Je commence la section concernant les navigations,même si officiellement je l'ai déjà bien entamée. En effet les tours de piste étant fermés le Dimanche à Lasbordes, on a dû pendant longtemps se dérouter vers d'autre aérodrome de façon à faire crisser la gomme.

Cependant, en ce dimanche maussade, c'est une grande première pour moi, car il n'est pas question de parler de tours de piste. J'ai un essai, un atterrissage pour convaincre. Tu sors full flaps, et tu joues ta vie.

Que c'est bon, ces jours où tu flirtes avec ce que la nature t'offre, les choses simples de la vie. J'arrive encore et toujours à m'émerveiller devant la Terre vue d'en haut. Ce plaisir indescriptible qui te laisse penser que ce qu'on t'offre c'est une chance.
Je pense, et ne cesse de le penser, que de plus en plus de monde vise à chercher le plaisir complexe, et qu'on ne cesse de passer à côté des plaisirs simples. Trêve dans les pensées philosophiques.

Le vol est ce qu'il y a de plus classique:

Aviate, Navigate, Communicate

On évite les nuages, parfois on joue avec, le plafond bloque notre montée à 1600ft. Je suis désormais à deux doigts de pouvoir dire que j'ai la tête dans les nuages.

Cahors se profile devant la casserole de l'hélice, et on s'intègre dans le circuit après avoir fait une reconnaissance préalable. En vent arrière, je suis légèrement trop près de la piste, mais peu importe, je m'aviserais de corriger.
Dans ta tête à ce moment là, tu anticipes ta trajectoire, tu te remémores la C/L d'approche finale, tu t'attends à tout sauf a ce que les RPM tombent dans le rouge. Et pourtant...

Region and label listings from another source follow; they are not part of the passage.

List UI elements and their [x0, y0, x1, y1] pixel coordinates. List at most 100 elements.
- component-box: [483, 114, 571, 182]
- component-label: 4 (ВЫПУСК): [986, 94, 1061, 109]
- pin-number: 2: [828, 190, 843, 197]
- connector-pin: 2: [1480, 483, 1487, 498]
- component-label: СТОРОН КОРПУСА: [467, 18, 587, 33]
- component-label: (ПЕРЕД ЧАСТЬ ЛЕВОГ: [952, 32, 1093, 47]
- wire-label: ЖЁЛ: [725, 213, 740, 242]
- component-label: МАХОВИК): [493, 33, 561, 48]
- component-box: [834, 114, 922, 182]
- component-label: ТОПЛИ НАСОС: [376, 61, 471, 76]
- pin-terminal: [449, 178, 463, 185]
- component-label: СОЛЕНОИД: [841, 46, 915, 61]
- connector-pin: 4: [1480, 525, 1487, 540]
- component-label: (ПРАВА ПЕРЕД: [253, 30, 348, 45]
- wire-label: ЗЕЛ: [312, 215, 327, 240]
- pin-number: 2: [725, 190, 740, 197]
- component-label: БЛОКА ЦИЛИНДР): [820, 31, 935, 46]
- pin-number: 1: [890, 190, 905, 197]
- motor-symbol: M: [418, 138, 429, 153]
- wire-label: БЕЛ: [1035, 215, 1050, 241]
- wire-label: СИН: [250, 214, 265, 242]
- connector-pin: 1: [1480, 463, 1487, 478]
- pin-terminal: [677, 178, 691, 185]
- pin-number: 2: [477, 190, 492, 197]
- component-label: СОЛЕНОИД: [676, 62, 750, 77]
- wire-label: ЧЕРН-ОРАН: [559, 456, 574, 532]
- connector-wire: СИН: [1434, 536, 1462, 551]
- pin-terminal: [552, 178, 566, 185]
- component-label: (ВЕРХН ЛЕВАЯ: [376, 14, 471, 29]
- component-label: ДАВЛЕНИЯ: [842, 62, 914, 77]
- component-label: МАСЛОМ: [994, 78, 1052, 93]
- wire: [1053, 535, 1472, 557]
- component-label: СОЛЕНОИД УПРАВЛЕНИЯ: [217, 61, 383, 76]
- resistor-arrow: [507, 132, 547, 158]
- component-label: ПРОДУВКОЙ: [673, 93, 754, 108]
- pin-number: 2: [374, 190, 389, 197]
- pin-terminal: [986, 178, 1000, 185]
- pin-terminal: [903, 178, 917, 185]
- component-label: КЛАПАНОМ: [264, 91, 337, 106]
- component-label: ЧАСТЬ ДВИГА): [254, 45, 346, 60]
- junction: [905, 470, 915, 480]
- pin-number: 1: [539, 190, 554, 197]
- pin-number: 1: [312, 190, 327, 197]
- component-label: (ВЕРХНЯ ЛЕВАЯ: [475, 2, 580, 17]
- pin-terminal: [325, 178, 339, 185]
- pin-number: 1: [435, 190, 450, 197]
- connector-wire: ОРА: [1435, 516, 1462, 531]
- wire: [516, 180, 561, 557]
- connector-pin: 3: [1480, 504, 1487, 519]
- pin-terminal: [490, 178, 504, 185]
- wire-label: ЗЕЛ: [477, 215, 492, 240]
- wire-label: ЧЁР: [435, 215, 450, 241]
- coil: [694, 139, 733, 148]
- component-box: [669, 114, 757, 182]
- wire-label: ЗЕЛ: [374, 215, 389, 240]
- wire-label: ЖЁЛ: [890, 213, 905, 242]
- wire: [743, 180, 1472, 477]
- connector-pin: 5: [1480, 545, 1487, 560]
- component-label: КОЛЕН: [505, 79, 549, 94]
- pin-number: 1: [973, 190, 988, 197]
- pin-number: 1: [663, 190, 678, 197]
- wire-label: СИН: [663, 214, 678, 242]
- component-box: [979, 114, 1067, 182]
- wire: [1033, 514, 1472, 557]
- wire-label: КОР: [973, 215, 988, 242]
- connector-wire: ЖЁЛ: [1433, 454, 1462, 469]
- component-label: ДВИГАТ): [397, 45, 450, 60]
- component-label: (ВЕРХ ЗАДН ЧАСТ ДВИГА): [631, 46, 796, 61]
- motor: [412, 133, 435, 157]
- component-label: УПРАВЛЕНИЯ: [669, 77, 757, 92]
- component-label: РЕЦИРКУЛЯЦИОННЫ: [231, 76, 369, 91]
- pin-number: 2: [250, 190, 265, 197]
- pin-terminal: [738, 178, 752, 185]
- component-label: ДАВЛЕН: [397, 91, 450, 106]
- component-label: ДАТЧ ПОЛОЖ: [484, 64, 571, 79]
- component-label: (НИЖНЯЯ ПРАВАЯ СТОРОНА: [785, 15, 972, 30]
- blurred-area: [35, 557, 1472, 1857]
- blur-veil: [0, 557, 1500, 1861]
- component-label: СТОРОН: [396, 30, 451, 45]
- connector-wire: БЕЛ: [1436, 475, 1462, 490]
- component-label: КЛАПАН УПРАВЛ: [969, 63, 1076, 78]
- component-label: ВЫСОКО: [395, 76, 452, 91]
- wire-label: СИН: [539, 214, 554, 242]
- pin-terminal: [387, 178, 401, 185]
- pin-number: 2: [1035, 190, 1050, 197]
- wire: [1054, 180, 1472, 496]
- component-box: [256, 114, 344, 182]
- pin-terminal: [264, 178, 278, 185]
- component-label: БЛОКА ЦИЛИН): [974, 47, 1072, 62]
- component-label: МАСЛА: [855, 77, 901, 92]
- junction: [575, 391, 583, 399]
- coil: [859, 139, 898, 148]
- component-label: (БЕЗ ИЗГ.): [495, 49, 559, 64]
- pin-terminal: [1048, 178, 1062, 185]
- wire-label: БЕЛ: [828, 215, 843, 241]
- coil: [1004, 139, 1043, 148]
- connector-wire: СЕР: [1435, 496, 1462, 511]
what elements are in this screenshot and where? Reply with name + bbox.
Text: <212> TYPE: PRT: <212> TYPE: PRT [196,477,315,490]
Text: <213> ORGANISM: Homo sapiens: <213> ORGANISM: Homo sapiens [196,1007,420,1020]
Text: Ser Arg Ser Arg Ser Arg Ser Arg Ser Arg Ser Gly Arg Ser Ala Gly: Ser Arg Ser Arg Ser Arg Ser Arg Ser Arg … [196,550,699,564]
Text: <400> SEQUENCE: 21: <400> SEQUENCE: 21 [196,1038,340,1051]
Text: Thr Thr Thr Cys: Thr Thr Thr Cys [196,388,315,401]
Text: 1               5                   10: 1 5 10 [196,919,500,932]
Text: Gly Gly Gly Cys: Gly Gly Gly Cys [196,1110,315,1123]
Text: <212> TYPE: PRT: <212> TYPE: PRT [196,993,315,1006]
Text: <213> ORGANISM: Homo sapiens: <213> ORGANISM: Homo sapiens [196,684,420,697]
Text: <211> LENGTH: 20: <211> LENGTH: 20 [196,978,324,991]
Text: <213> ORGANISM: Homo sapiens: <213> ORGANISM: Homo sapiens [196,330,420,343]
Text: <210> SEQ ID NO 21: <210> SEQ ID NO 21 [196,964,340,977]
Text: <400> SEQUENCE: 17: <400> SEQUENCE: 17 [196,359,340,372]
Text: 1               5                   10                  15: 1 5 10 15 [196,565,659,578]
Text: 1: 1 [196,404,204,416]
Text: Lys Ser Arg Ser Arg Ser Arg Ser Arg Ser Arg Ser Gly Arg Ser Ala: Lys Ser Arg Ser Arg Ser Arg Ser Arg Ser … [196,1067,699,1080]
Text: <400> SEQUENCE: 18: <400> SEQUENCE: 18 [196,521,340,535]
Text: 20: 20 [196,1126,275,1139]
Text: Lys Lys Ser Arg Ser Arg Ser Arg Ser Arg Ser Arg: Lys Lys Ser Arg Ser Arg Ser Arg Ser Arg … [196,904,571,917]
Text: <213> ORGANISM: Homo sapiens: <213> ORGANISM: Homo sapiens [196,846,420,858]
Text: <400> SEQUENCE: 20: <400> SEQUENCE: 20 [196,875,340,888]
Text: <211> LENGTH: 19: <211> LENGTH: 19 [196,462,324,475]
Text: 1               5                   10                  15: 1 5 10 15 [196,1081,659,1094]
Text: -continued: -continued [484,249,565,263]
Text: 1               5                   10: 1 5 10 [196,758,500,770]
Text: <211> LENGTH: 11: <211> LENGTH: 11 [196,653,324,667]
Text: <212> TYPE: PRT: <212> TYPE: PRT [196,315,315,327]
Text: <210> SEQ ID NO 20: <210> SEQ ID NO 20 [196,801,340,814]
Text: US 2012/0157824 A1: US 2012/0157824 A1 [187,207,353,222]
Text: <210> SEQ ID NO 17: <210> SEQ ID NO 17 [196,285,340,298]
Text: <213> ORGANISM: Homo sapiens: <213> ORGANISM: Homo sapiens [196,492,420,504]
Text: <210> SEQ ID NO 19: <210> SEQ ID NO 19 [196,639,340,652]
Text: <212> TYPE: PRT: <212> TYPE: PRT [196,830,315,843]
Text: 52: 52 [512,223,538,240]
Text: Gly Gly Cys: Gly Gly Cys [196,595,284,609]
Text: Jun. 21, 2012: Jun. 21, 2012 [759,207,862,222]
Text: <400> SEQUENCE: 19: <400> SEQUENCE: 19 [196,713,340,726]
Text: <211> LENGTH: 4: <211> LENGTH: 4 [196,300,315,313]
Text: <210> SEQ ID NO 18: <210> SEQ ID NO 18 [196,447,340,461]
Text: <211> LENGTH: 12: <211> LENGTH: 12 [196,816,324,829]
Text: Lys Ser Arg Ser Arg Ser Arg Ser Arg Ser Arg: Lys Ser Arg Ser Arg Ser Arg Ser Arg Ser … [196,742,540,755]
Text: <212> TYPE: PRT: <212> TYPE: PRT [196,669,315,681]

Les RPM, ceux qui te tiennent en vie, véritable coeur de l'avion, viennent de tomber dramatiquement dans la zone critique. Tu tournes la tête vers l'instructeur, qui avec son petit sourire diabolique et sa main ferme vient de transformer l'avion en un simple planeur. Et si les instructeurs étaient des magiciens ? Ou des faucheuses qui selon leurs humeurs enlèvent la vie de la carcasse métallique qui te porte dans les airs?

"Allez PTU"

PTU, où "prise de terrain en U", la manœuvre qui te sauvera le jour où ton hélice ne brassera plus l'air.
La piste à ma droite défile et j'ai du mal à bien effectuer ma PTU, surement encore en manque de repères. J'arrive tant bien que mal à placer l'avion en finale.
Plan fort, flaps full, je joue ma vie...
J'arrondis et les roues percutent le sol, le KC retrouve le plancher des vaches. On roule au parc.



Le temps de prendre quelques photos sous le ciel pesant, et déjà on doit repartir car le timing est serré. Au passage, je suis fier d'avoir su placer la ligne jaune, juste sous la roue de l'avion... Fierté




Après les longues vérifications usuelles, j'annonce sur la fréquence que je vais remonter la 31. Transpondeur sur alt, landing lights sur on, pompe sur on, volets sur 1. Je remonte la piste. J'entre sur la raquette et m'aligne au seuil de la piste. L'instructeur me lance: "Tu as perdu 5 mètres et ce serait précieux en cas de panne au décollage". C'est là que tu sens que y'a un truc qui va foirer.

"F-KC on décolle piste 31"

La main gauche pousse la manette des gaz et l'avion commence à avaler la piste. Paramètres normaux, badin actif et rotation. L'avion commence à s'arracher du plancher des vaches, direction les cieux.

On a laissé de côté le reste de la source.